In the case with infinite inputs, I still have the intuition that meta learning is what you do when you don’t know enough about the problem to write down the good heuristics straight away, as opposed to being the fastest way of solving the problem. But I agree that the fastest solution won’t be a GLUT; I’m thinking more a combination of really good heuristics that “directly” solve the problem. (Part of this is an intuition that for any reasonably structured set of inputs, value-neutral optimization of a fixed objective is very inefficient.)

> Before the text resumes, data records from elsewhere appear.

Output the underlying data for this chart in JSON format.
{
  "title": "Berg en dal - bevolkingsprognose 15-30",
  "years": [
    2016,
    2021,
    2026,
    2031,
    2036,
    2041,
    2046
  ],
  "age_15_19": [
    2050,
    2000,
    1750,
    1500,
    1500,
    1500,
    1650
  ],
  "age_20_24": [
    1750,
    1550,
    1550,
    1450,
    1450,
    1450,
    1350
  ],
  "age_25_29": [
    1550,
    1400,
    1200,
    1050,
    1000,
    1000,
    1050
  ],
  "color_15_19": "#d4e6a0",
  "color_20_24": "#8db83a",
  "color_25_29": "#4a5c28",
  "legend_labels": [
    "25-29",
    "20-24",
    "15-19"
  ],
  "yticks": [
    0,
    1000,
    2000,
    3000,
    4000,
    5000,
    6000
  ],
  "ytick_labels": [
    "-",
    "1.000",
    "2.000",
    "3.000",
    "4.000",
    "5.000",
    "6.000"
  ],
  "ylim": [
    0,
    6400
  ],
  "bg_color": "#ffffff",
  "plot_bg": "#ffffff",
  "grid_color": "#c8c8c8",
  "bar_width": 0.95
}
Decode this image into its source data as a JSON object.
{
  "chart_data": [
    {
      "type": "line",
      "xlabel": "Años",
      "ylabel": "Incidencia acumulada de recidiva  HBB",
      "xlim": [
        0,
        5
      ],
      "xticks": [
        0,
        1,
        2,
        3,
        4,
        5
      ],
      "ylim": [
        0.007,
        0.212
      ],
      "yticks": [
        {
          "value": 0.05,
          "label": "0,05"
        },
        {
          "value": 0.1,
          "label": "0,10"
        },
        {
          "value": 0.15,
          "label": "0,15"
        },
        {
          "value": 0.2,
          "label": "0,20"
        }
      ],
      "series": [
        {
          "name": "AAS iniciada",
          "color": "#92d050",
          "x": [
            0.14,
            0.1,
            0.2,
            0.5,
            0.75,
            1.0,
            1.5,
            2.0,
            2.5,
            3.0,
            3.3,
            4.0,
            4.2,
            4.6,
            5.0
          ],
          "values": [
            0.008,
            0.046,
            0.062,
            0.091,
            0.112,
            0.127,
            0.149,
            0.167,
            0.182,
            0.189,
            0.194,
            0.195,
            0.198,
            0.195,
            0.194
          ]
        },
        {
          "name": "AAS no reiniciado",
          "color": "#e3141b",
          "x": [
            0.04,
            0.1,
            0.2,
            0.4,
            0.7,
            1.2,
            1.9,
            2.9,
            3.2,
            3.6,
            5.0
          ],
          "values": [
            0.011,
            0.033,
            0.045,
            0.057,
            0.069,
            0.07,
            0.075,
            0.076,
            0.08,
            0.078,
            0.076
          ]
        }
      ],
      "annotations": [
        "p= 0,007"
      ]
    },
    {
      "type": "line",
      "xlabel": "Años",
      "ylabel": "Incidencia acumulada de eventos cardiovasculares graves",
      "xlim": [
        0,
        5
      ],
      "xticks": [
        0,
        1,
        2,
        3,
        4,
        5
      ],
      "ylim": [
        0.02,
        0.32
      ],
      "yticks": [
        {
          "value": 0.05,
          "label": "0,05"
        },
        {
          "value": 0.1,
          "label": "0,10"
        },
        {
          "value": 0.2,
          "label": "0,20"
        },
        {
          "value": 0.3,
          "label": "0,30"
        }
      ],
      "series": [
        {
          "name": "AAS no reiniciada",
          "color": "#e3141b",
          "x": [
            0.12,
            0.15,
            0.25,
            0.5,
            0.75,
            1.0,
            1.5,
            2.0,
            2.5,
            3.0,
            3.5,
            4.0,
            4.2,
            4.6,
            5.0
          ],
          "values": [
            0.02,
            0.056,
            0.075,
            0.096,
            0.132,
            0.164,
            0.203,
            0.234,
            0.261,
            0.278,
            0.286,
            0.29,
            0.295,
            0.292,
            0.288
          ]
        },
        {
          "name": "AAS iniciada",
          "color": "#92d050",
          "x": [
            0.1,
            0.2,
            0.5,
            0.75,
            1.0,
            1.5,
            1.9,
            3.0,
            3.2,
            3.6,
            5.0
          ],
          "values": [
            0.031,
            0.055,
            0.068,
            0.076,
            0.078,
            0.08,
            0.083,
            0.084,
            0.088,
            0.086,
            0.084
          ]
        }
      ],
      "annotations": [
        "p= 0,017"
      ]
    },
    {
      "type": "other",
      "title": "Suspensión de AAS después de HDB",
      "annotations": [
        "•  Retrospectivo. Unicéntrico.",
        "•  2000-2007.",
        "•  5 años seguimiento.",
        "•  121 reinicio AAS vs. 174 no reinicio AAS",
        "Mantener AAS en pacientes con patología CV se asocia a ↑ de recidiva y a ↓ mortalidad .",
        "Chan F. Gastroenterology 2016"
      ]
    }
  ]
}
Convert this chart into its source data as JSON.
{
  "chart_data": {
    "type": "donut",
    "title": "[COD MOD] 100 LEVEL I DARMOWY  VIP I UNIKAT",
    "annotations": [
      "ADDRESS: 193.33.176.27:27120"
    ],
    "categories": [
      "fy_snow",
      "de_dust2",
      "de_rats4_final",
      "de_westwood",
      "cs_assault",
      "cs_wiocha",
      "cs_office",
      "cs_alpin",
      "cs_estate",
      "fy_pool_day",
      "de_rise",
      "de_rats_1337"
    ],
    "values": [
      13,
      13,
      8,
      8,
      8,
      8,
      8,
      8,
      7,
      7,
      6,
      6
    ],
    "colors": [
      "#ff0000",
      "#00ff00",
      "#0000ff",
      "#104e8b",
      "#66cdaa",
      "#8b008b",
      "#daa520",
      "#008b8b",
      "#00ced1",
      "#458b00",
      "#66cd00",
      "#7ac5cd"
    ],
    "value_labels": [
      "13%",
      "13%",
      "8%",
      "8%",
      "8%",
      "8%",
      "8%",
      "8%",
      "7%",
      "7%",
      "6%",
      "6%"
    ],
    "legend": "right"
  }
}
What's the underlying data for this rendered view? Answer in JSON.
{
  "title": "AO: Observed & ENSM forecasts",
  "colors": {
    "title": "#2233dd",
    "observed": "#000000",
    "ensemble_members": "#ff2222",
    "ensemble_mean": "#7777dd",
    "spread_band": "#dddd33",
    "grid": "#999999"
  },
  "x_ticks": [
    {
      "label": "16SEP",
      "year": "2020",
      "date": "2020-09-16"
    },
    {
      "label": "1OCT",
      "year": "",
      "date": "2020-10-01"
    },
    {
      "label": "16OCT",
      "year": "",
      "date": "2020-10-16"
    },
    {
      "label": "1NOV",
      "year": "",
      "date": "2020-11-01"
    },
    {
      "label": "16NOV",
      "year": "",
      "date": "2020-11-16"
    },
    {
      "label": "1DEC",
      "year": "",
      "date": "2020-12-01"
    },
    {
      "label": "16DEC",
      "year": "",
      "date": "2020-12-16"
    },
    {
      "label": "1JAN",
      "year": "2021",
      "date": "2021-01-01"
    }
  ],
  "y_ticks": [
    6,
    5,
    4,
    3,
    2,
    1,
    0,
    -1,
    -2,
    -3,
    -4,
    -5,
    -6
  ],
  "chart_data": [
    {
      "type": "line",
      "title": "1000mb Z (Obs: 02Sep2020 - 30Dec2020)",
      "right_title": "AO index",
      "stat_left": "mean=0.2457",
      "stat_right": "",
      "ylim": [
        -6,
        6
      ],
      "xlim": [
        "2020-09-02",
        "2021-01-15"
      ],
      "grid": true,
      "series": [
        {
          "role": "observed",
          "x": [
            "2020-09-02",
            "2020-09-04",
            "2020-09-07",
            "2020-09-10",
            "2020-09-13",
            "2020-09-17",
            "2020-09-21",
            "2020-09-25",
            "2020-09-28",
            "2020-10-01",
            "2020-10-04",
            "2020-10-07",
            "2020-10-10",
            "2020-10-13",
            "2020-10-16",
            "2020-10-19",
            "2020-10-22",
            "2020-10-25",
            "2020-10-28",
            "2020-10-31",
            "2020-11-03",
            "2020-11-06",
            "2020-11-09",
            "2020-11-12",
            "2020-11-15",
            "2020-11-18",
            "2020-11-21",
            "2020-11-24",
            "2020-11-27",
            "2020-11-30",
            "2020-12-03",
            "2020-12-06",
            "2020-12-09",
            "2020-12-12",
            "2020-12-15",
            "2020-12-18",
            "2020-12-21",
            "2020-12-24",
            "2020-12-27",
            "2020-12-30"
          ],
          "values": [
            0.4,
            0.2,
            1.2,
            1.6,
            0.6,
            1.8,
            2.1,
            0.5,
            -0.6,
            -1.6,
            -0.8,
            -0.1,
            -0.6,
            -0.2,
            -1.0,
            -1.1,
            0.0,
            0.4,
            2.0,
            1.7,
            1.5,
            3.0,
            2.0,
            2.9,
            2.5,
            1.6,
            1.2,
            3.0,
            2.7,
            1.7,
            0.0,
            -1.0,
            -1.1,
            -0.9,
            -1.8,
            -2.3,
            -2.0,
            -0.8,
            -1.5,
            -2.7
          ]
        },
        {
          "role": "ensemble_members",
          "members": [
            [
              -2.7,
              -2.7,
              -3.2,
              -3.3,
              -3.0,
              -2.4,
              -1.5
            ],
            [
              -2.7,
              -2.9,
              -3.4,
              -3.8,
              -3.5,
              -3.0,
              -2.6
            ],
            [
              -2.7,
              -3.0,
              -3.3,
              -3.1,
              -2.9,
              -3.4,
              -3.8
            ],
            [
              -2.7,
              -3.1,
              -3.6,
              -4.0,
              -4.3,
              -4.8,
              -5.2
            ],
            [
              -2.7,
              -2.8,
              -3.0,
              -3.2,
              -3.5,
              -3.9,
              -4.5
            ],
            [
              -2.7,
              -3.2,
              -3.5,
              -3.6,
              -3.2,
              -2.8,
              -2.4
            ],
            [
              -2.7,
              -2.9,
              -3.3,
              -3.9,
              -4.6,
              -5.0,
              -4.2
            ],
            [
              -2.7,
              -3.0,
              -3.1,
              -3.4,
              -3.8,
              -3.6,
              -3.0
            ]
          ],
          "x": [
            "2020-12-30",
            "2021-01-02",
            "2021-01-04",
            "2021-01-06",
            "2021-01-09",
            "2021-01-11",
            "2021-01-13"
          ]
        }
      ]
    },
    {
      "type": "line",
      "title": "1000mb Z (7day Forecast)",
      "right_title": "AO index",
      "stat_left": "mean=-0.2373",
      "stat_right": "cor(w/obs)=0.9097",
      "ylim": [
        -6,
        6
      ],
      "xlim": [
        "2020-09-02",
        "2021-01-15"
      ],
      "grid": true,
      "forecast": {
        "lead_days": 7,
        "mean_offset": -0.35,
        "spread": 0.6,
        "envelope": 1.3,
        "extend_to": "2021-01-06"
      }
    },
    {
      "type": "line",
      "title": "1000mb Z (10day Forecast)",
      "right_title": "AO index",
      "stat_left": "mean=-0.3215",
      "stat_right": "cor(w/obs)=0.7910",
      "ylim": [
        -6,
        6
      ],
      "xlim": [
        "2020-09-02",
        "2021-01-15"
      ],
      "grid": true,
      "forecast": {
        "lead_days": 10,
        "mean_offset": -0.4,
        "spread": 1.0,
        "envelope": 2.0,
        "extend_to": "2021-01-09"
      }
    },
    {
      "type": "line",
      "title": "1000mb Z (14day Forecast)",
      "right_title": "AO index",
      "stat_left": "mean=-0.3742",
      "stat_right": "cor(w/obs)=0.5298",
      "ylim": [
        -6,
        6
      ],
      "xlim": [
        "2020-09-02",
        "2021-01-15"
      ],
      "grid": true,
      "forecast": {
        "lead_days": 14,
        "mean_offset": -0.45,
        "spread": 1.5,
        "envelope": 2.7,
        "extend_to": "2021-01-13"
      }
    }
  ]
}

A couple of things. First, a minimal circuit is not the same as a speed-prior-minimal algorithm. Minimal circuits have to be minimal in width + depth, so a GLUT would definitely lose out. Second, even if you’re operating on pure speed, I think there are sets of tasks that are large enough that a GLUT won’t work. For example, consider the task of finding the minimum of an arbitrary convex function. Certainly for the infinite set of all possible convex functions (on the rationals, say), I would be pretty surprised if something like gradient descent weren’t the fastest way to do that. Even if you restrict to only finitely many convex functions, if your set is large enough it still seems hard to do better than gradient descent, especially since looking up the solution in a huge GLUT could be quite expensive (how do you do the lookup? a hash table? a binary tree? I’m not sure if those would be good enough here).
I don’t really understand this—my understanding is that with a minimal circuit, you want to minimize the number of gates in the circuit, and the circuit must be a DAG (if you’re allowed to have loops + clocks, then you can build a regular computer, and for complex tasks the problem should be very similar to finding the shortest program and implementing it on a universal circuit).
But then I can create a Turing Machine that interprets its input as a circuit, and simulates each gate of the circuit in sequence. Then the running time of the TM is proportional to the number of gates in the circuit, so an input with minimal running time should be a circuit with the minimal number of gates. This is not technically a Universal TM, since loop-free circuits are not Turing-complete, but I would expect a speed prior using such a Turing Machine would be relatively similar to a speed prior with a true UTM.
EDIT: I no longer endorse the above point. Just because there exists a speed prior that aligns with minimal circuits doesn’t mean that this is the “typical” speed prior. In general there really should be a difference between a “minimal circuit” and a “fastest program” (precisely the depth + width vs. depth point Evan made in the parent comment).
I agree that if you have to work on an infinite set of inputs, a GLUT is not the way to do that. I was thinking of the case where you have to work on a small finite set of inputs (hence why I talk about the optimal trajectory instead of the optimal policy), which is always going to be the case in the real world. But this is too pedantic, we can certainly think of the theoretical case where you have to work on an infinite set of inputs. I was mostly trying to use the GLUT as an intuition pump, not arguing that it was always better.
In the case with infinite inputs, I still have the intuition that meta learning is what you do when you don’t know enough about the problem to write down the good heuristics straight away, as opposed to being the fastest way of solving the problem. But I agree that the fastest solution won’t be a GLUT; I’m thinking more a combination of really good heuristics that “directly” solve the problem. (Part of this is an intuition that for any reasonably structured set of inputs, value-neutral optimization of a fixed objective is very inefficient.)